Thread: Skylake-S warning

Skylake-S warning

From
Daniel Wood
Date:

If running benchmarks or you are a customer which is currently impacted by GetSnapshotData() on high end multisocket systems be wary of Skylake-S.


Performance differences of nearly 2X can be seen on select only pgbench due to nothing else but unlucky choices for max_connections.  Scale 1000, 192 local clients on a 2 socket 48 core Skylake-S(Xeon Platinum 8175M @ 2.50-GHz) system.  pgbench -S


Results from 5 runs varying max_connections from 400 to 405:


max

conn     TPS

400     677639

401    1146776

402    1122140

403     765664

404     671455

405    1190277

...


perf top shows about 21% GetSnapshotData() with the good numbers and 48% with the bad numbers.
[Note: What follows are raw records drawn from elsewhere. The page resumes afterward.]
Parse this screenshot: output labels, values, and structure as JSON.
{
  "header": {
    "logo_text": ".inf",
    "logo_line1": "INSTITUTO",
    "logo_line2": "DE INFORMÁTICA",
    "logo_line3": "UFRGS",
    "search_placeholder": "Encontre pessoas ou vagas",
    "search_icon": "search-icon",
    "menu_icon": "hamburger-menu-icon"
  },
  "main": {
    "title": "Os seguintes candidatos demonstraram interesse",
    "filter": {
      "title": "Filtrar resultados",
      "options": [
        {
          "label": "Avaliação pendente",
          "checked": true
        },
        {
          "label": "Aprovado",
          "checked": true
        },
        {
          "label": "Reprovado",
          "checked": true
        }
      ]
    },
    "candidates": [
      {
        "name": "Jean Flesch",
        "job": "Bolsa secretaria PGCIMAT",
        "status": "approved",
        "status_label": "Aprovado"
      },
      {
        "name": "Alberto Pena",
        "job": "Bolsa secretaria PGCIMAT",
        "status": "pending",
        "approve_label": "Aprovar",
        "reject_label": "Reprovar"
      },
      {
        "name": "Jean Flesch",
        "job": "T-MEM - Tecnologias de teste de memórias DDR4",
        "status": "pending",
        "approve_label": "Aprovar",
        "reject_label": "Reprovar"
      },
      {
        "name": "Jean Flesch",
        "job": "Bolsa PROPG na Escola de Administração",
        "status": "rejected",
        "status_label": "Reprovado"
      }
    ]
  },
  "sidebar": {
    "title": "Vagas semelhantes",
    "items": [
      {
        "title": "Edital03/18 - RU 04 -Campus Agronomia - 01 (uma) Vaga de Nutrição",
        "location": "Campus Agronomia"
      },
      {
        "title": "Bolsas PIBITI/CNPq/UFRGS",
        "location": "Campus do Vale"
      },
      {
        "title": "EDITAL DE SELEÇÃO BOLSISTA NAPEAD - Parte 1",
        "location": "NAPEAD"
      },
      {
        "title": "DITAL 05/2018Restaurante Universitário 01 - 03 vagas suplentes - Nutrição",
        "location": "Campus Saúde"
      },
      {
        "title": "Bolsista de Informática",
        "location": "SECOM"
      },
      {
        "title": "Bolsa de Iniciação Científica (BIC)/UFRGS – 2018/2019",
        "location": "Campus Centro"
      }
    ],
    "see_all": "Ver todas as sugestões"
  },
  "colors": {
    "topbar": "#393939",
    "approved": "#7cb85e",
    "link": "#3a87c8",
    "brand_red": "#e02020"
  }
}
This problem is not seen on a 2 socket 32 core Haswell system.  Being a one man show I lack some of the diagnostic tools to drill down further.  My suspicion is that the fact that Intel has lowered the L2 associativity from 8(Haswell) to 4(Skylake-S) may be the cause.  The other possibility is that at higher core counts the shared 16-way inclusive associative L3 cache becomes insufficient.  Perhaps that is why Intel has moved to an exclusive L3 cache on Skylake-SP.


If this is indeed just disadvantageous placement of structures/arrays in memory then you might also find that after upgrading a previous good choice for max_connections becomes a bad choice if things move around.


NOTE: int pgprocno = pgprocnos[index];

is where the big increase in time occurs in GetSnapshotData()

This is largely read-only, once all connections are established, and easily fits in the L1, and is not next to anything else causing invalidations.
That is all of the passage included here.